Whatever your feelings on Unions/unions, whatever your current employment situation, and however you choose to celebrate (or not): I wish you dignity and justice in all your endeavors, the respect of anyone you work with or for, the pleasures and rewards of meaningful labor, and a good meal at the end of every day. Many of us who enjoy any of those things have unions to thank somewhere down the line. Happy Labor Day.
Recipe: Lemon & Herb Chicken Drumsticks (adapted from Epicurious)
- one medium lemon, zest (~2 t.) and juice (~1/4 cup)
- 2 T. olive oil
- 2 t. kosher salt (or 1 1/2 t. regular)
- half a dozen grinds of pepper (~1/2 t.)

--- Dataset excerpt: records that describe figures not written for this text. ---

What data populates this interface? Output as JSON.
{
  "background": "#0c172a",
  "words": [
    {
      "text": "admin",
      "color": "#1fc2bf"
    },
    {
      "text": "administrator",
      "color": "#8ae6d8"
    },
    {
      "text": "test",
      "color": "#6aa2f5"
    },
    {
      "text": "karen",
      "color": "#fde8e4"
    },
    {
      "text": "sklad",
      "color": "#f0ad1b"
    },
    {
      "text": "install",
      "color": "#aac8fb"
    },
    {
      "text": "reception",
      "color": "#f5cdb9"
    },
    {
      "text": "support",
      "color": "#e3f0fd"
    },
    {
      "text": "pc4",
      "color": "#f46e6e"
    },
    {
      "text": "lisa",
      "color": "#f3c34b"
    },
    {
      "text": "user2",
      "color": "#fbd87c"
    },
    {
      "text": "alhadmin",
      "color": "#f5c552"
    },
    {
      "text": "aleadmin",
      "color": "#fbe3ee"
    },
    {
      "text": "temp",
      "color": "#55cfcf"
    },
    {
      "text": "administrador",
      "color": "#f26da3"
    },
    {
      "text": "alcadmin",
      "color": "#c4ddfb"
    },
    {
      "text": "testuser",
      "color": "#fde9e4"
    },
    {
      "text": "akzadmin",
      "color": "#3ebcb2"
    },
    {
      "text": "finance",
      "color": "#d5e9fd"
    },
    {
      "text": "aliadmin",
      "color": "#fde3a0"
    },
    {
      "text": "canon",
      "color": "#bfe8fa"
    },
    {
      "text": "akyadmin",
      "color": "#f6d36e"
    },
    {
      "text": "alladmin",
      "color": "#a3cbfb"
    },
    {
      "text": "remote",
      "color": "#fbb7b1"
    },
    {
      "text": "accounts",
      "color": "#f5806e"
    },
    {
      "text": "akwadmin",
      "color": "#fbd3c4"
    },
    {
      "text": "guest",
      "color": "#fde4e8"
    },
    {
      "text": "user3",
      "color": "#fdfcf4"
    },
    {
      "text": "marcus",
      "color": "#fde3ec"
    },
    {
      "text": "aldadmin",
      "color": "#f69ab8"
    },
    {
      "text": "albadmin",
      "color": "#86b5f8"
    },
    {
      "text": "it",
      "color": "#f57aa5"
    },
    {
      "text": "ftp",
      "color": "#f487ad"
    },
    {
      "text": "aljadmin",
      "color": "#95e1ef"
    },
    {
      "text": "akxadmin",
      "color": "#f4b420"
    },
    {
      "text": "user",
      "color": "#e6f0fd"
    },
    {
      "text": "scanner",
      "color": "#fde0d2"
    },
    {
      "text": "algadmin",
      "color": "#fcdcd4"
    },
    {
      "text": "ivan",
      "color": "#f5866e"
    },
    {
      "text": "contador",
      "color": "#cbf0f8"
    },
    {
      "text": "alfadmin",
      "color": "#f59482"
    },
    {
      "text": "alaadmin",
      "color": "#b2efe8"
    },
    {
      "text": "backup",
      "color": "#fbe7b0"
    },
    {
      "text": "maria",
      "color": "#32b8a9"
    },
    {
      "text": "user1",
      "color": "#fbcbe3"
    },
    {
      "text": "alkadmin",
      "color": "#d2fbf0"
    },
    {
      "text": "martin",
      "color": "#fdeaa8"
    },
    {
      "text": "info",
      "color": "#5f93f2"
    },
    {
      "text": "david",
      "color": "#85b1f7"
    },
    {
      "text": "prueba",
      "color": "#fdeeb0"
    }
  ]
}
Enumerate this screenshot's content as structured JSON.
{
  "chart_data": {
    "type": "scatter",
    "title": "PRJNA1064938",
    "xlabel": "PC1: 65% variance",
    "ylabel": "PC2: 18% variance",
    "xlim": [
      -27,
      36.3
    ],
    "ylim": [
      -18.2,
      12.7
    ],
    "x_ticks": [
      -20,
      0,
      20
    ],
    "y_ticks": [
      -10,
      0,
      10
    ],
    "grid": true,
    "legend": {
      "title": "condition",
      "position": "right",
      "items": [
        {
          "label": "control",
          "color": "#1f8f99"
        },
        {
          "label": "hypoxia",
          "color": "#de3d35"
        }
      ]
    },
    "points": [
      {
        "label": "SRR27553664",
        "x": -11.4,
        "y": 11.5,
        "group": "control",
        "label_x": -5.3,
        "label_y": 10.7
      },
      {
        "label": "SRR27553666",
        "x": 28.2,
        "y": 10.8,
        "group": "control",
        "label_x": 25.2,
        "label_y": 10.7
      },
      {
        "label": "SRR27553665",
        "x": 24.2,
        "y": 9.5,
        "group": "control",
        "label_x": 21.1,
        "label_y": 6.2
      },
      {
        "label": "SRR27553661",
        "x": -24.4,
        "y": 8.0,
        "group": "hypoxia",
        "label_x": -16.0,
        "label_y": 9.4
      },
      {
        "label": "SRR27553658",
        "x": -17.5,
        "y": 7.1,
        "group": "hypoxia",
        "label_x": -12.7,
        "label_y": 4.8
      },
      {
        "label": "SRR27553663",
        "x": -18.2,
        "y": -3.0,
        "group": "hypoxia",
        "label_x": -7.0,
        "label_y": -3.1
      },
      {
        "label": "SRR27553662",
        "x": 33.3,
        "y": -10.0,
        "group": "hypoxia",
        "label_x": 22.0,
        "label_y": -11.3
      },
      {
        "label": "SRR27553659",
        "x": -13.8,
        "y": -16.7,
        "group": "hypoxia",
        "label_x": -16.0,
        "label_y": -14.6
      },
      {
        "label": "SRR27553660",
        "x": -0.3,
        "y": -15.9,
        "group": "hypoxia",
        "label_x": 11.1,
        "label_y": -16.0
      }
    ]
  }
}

- 2 fresh garlic cloves, minced, or 1 t. garlic powder
- a small handful of fresh herbs (~1/4 cup) or 2 t. dried (oregano, rosemary, sage, parsley, tarragon and/or basil)
- 12 chicken drumsticks
1. Whisk together the lemon juice, zest, olive oil, salt, pepper, garlic, and herbs.
2. Place the drumsticks in a plastic bag, preferably with a zip-top, and add the marinade. Squish all over to coat.
3. Let sit at room temperature for 30 minutes, or up to 2 days in the refrigerator.
4. Start the grill or preheat the oven to 450F.
5. Place the marinated drumsticks on the hottest part of the grill or on a foil-covered baking sheet in the preheated oven. If grilling, cook until they have a nice char on both sides and then move to the cooler part of the grill. If baking, turn the oven heat down to 200F.
6. Cook until the internal temperature is 150-155F or until the juices run clear and flesh at the bone is opaque. (Some people recommend cooking chicken to 165 or even 180F, but salmonella dies after 30 min at 140F so there’s really no reason to).